Bin yıl yaşamış kadar yorgunum. Sahi bir insan hiç bin yıl yaşar mı? Yaşamaz tabi, yaşayamaz ama ben bin yıl yaşamış kadar yorgun ve bezginim.
Eylül yapraklarına gelmiş yine tarih...
Ahhh nasıl bir acıdır bilmezsiniz, bilemezsiniz. Gidenlerin, terk edenlerin, vazgeçenlerin, dertlerin, hüzünlerin takvimidir bu ay. Konuşmaya, yazmaya gerek yok ağlamak yetiyor bana.
Uzun bir yolculuğa çıkmak istiyorum. Canımda bir gram derman olmamasına rağmen gitmek istiyorum. Yaşanılmış olan herşeyin yalan olduğunu kabul ederek heybeme acıları yükleyerek koşar adımlarla soluksuzca gitmek istiyorum.
Bir nefesim, bir de ben!
Geçmiş ne de güzel gelip oturdun yine baş köşeye. Saçak altına saklanmıştım oysa nerden buldun beni? Nasıl da çıktın yine karşıma? Yaz kış demeden senden kaçıyordum ben. Öyle bir kaçış ki, senden kaçarken kendimi unutmuştum. Aynada yüzümü görmeyeli nice oldu. Saçımın ucundaki kırıklıklar bile küsmüş olmalı kahpe hayata. Ben hala en son yüzüme vurduğun ottan boktan sebeplerinin izlerini taşıyorum. Yani anlayacağın içimden gelmiyor aynaya bakmak. O izleri yeniden görmek kendime haksızlık gibi geliyor. Bir süre kendime tanıdık değilim. Bir süre de kendimle tanışmak istemiyorum. Çünkü biliyorum ki kendimle tanışmak bana iyi gelmeyecek. Hazır değilim tanışmaya henüz. Kabuğuna çekilmiş son nefesini vermeyi bekleyen bir canın telaşıyla yaşıyorum hayatımı. Sen yoksun, saçmalayan da yok. Sen yoksun ottan boktan sebeplerle canımı yakan da yok.

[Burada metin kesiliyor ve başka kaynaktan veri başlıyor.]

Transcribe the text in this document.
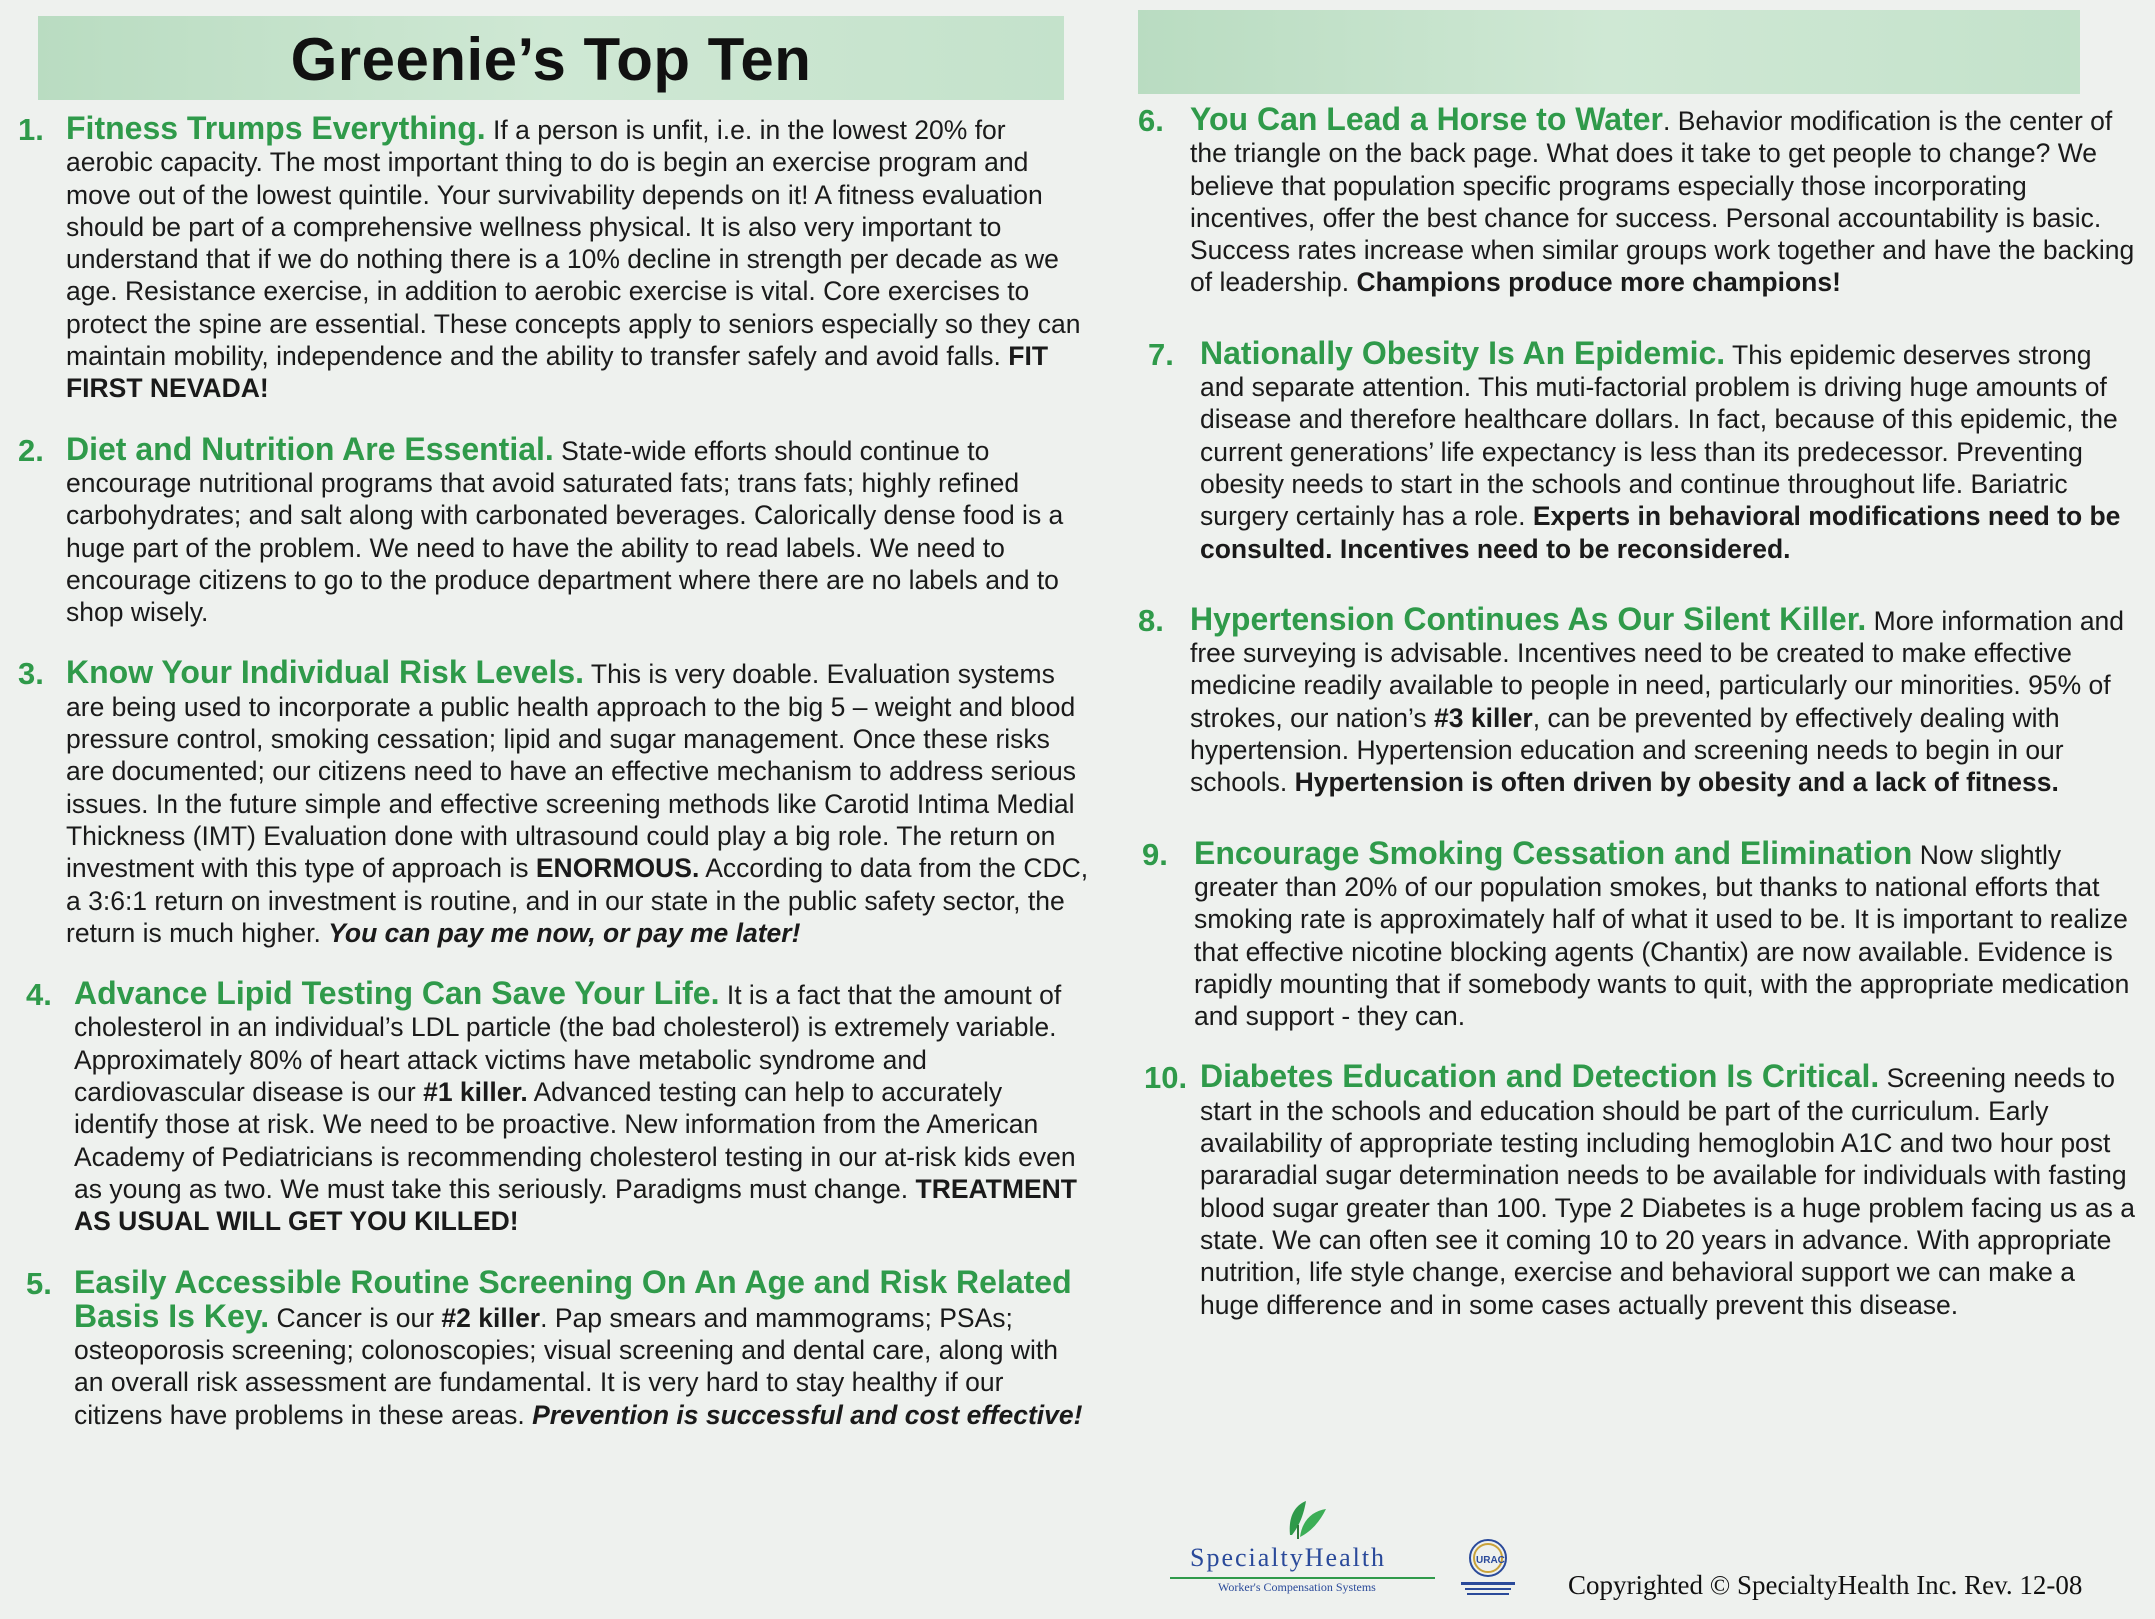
Greenie’s Top Ten
1. Fitness Trumps Everything. If a person is unfit, i.e. in the lowest 20% for aerobic capacity. The most important thing to do is begin an exercise program and move out of the lowest quintile. Your survivability depends on it! A fitness evaluation should be part of a comprehensive wellness physical. It is also very important to understand that if we do nothing there is a 10% decline in strength per decade as we age. Resistance exercise, in addition to aerobic exercise is vital. Core exercises to protect the spine are essential. These concepts apply to seniors especially so they can maintain mobility, independence and the ability to transfer safely and avoid falls. FIT FIRST NEVADA!
2. Diet and Nutrition Are Essential. State-wide efforts should continue to encourage nutritional programs that avoid saturated fats; trans fats; highly refined carbohydrates; and salt along with carbonated beverages. Calorically dense food is a huge part of the problem. We need to have the ability to read labels. We need to encourage citizens to go to the produce department where there are no labels and to shop wisely.
3. Know Your Individual Risk Levels. This is very doable. Evaluation systems are being used to incorporate a public health approach to the big 5 – weight and blood pressure control, smoking cessation; lipid and sugar management. Once these risks are documented; our citizens need to have an effective mechanism to address serious issues. In the future simple and effective screening methods like Carotid Intima Medial Thickness (IMT) Evaluation done with ultrasound could play a big role. The return on investment with this type of approach is ENORMOUS. According to data from the CDC, a 3:6:1 return on investment is routine, and in our state in the public safety sector, the return is much higher. You can pay me now, or pay me later!
4. Advance Lipid Testing Can Save Your Life. It is a fact that the amount of cholesterol in an individual’s LDL particle (the bad cholesterol) is extremely variable. Approximately 80% of heart attack victims have metabolic syndrome and cardiovascular disease is our #1 killer. Advanced testing can help to accurately identify those at risk. We need to be proactive. New information from the American Academy of Pediatricians is recommending cholesterol testing in our at-risk kids even as young as two. We must take this seriously. Paradigms must change. TREATMENT AS USUAL WILL GET YOU KILLED!
5. Easily Accessible Routine Screening On An Age and Risk Related Basis Is Key. Cancer is our #2 killer. Pap smears and mammograms; PSAs; osteoporosis screening; colonoscopies; visual screening and dental care, along with an overall risk assessment are fundamental. It is very hard to stay healthy if our citizens have problems in these areas. Prevention is successful and cost effective!
6. You Can Lead a Horse to Water. Behavior modification is the center of the triangle on the back page. What does it take to get people to change? We believe that population specific programs especially those incorporating incentives, offer the best chance for success. Personal accountability is basic. Success rates increase when similar groups work together and have the backing of leadership. Champions produce more champions!
7. Nationally Obesity Is An Epidemic. This epidemic deserves strong and separate attention. This muti-factorial problem is driving huge amounts of disease and therefore healthcare dollars. In fact, because of this epidemic, the current generations’ life expectancy is less than its predecessor. Preventing obesity needs to start in the schools and continue throughout life. Bariatric surgery certainly has a role. Experts in behavioral modifications need to be consulted. Incentives need to be reconsidered.
8. Hypertension Continues As Our Silent Killer. More information and free surveying is advisable. Incentives need to be created to make effective medicine readily available to people in need, particularly our minorities. 95% of strokes, our nation’s #3 killer, can be prevented by effectively dealing with hypertension. Hypertension education and screening needs to begin in our schools. Hypertension is often driven by obesity and a lack of fitness.
9. Encourage Smoking Cessation and Elimination Now slightly greater than 20% of our population smokes, but thanks to national efforts that smoking rate is approximately half of what it used to be. It is important to realize that effective nicotine blocking agents (Chantix) are now available. Evidence is rapidly mounting that if somebody wants to quit, with the appropriate medication and support - they can.
10. Diabetes Education and Detection Is Critical. Screening needs to start in the schools and education should be part of the curriculum. Early availability of appropriate testing including hemoglobin A1C and two hour post pararadial sugar determination needs to be available for individuals with fasting blood sugar greater than 100. Type 2 Diabetes is a huge problem facing us as a state. We can often see it coming 10 to 20 years in advance. With appropriate nutrition, life style change, exercise and behavioral support we can make a huge difference and in some cases actually prevent this disease.
SpecialtyHealth
Worker's Compensation Systems
URAC
Copyrighted © SpecialtyHealth Inc. Rev. 12-08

Ohhh ne ala güzelim, nasıl huzurluyum bilemezsin. Geçmiş yok, gelecek yok sadece şu an var. Zaten seninle de öyle değil miydi? Ne geçmiş vardı, ne geleceğimiz vardı. Olan sadece o andı, o anlarda tarihe karıştı bir fincanın yere fırlatılıp parçalara ayrılması gibi paramparçaydı. Dünleri öldürdüm, geçmişi sildim, yarınları bozuk bir saat misali duvara astım.
Sen şimdi arsızca gelip karşıma oturma cüretini gösterdin ama hoş geldin deyip boynuna sarılamayacağım. Gücendim, kırıldım, üzüldüm, yaralandım. Beni iyileştirmeye gücün yetmeyeceğini ikimiz de biliyoruz.
Benden sana son bir tavsiye. Saramayacağın yaraları bir daha açmamayı öğren önce. Kulağına hoş gelmeyen, ruhuna dokunmayan hiç bir müziği dinleme. Tutamayacağın hiç bir sözü tutma. Sonra bir çığ altında kalmışcasına dert oluyor sana...
Gözlerimi sonsuzluk ışığı için kapatırken, sen ise arkana bile bakmadan çekip gidebilirsin. Tarihleri aklında tutamazsın bilirim. Gelişimi hatırlar mısın bilmem ama gidişimin tarihini aklında tutar mısın orası şüpheli!
Dedim ya canımın dermanı yok diye, yorma beni git hadi. Takvim zaten gitme zamanını gösteriyor.
Beni düşünme...
Bir nefesim bir de ben yeterim yorgun yüreğime.